Entre les clients découragés, ceux qui seraient de toutes façons partis et les nouveaux qu’on ne peut pas conquérir, les recettes s’en ressentent, en effet. “J’ai perdu 40% de mon chiffre d’affaires”, indique la coiffeuse. En face, le réparateur de pare-brise, lui, annonce une diminution de 20%. Son principal problème : l’accès automobile et le stationnement. Car lorsqu’une voiture est terminée, il doit aller la garer pour traiter la suivante dans son atelier. Pour faire face, l’entrepreneur a imaginé diverses solutions. “Nous allons chercher le véhicule à domicile chez certains clients et réparons même directement sur place parfois, mais cela prend plus de temps et du coup, nous faisons moins de voitures“, explique-t-il.  Dans tout le quartier, les baisses de recette se chiffrent en dizaines de points et ce sera à la Commission d’indemnisation d’évaluer ces chutes et leurs causes pour déterminer le montant idoine de dédommagement. Les sommes seront puisées dans le budget de la SGP.

Auto vitrage

On peut s’en sortir. On s’entraide entre commerçants. Mais il faut nous aider un peu. Ce que j’attends aussi, c’est qu’on m’aide à discuter avec les créanciers pour tous les paiements que je dois régler. Ma banquière m’a dit : ‘Les travaux, c’est pas mon problème!“, reprend Isabelle Barreau. “C’est justement sur ces axes que nous allons travailler, pour négocier avec les créanciers, Urssaf et autres organismes“, explique Véronique Beguel, responsable du service commerce à la CCI et en charge de ce dossier, venue avec des questionnaires pour recueillir le besoins des commerçants.

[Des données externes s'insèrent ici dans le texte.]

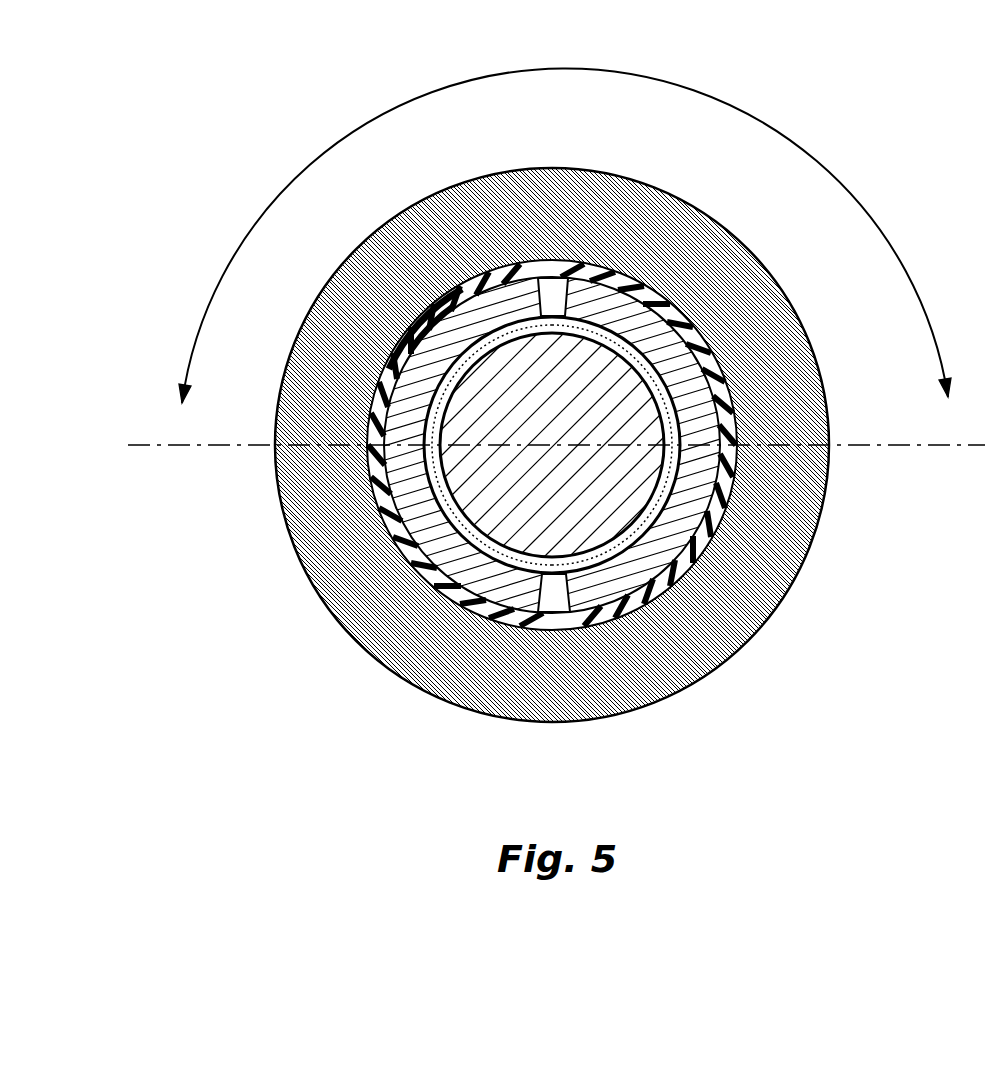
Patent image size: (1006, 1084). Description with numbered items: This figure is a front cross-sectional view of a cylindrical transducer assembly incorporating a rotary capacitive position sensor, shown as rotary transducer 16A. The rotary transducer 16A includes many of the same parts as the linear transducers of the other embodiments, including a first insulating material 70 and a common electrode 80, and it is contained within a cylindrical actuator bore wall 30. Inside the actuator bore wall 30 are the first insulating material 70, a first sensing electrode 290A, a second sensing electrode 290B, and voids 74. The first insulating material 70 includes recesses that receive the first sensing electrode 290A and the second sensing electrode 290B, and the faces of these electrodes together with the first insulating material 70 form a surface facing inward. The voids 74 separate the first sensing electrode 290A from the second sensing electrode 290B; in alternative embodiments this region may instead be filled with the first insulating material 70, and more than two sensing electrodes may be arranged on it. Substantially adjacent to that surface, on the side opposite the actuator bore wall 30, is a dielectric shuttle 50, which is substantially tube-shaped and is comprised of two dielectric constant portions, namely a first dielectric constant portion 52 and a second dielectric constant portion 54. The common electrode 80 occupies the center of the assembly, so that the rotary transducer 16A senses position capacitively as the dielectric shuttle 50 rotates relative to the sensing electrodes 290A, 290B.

The actuator bore wall 30 is at (425, 636).
The rotary transducer 16A is at (603, 278).
The dielectric shuttle 50 is at (693, 455).
The first insulating material 70 is at (670, 298).
The voids 74 is at (548, 302).
The second dielectric constant portion 54 is at (433, 395).
The first sensing electrode 290A is at (422, 503).
The second sensing electrode 290B is at (677, 375).
The first dielectric constant portion 52 is at (430, 475).
The common electrode 80 is at (563, 479).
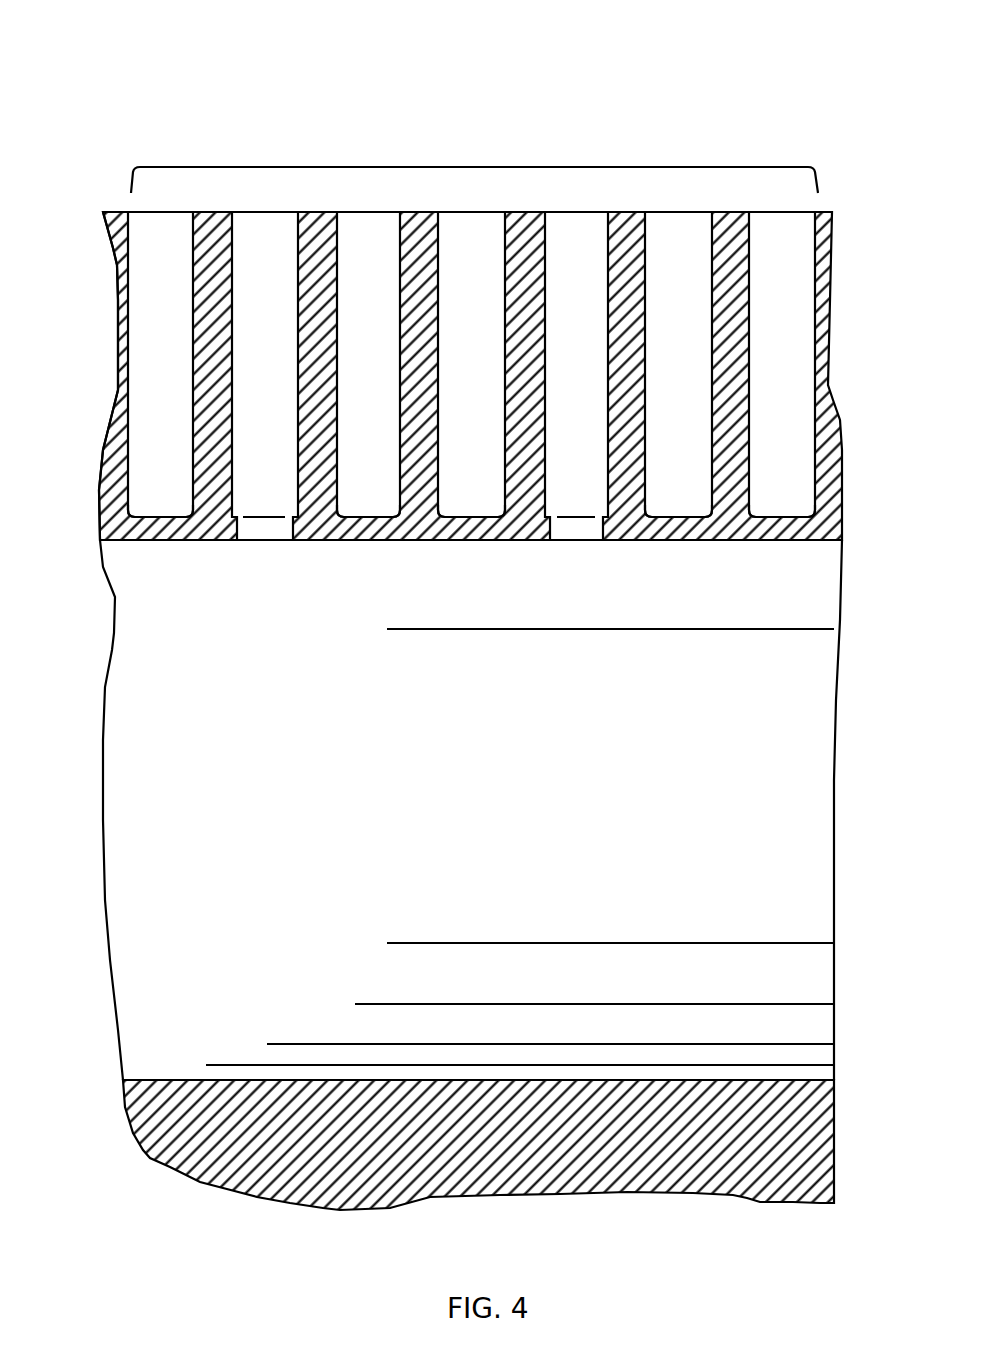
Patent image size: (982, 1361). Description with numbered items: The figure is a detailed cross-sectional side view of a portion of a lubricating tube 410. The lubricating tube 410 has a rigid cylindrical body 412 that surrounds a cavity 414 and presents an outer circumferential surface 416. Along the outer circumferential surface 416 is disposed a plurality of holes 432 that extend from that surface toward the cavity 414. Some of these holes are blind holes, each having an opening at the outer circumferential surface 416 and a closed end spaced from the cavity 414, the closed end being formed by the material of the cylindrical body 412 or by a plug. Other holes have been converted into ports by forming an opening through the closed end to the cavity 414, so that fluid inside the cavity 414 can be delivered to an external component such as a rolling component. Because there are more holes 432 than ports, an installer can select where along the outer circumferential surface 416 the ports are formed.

The lubricating tube 410 is at (124, 79).
The rigid cylindrical body 412 is at (830, 133).
The cavity 414 is at (493, 803).
The outer circumferential surface 416 is at (120, 212).
The holes 432 is at (474, 167).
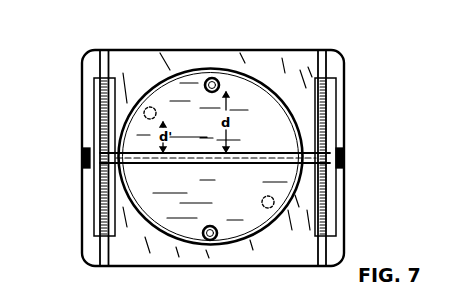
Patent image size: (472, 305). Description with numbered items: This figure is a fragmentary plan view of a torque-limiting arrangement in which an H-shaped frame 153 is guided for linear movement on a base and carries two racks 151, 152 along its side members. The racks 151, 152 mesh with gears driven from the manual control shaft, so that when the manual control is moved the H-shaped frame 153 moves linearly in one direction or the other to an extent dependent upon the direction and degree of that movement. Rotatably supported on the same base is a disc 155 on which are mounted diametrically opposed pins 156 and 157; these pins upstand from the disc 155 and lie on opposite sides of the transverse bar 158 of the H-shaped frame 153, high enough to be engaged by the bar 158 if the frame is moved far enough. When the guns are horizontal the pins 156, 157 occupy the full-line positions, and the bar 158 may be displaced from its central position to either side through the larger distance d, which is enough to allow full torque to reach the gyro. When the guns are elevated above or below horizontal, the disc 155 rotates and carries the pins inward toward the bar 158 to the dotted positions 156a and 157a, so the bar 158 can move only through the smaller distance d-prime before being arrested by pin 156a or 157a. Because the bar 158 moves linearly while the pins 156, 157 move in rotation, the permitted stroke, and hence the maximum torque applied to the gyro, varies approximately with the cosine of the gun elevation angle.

Les commerçants font aussi mention du loyer. “Si l’on pouvait baisser un peu le loyer pendant les travaux, cela aiderait”, plaident-ils. Là-dessus, Dominique Adenot, maire PCF de Champigny-sur-Marne, promet de revenir à la charge auprès des bailleurs. Le bailleur social, IDF Habitat, qui possède l’ensemble HLM au sein duquel sont disposés les commerces en rez-de-chaussée, a déjà fait un effort, mais les baux commerciaux sont gérés par un opérateur spécialisé payé à la commission, Sofincal, et c’est avec lui qu’il faut négocier. Une réduction a déjà été accordée, mais qui ne suffit pas par rapport aux difficultés rencontrées.

pompes funebres

Oscillant entre désespoir de ne pas réussir à tenir et perspective de lendemains qui chantent, les commerçants s’accrochent malgré tout, du vendeur de pierres tombales au coiffeur. Contrairement aux commerçants situés un peu plus loin et dont les locaux sont voués à être démolis, qui ne peuvent plus se projeter et se demandent juste à quel montant va être négociée leur départ, les boutiques qui côtoient la future station peuvent rêver d’un avenir meilleur si elles arrivent à tenir le coup. Devant la clientèle, le sourire reste de mise.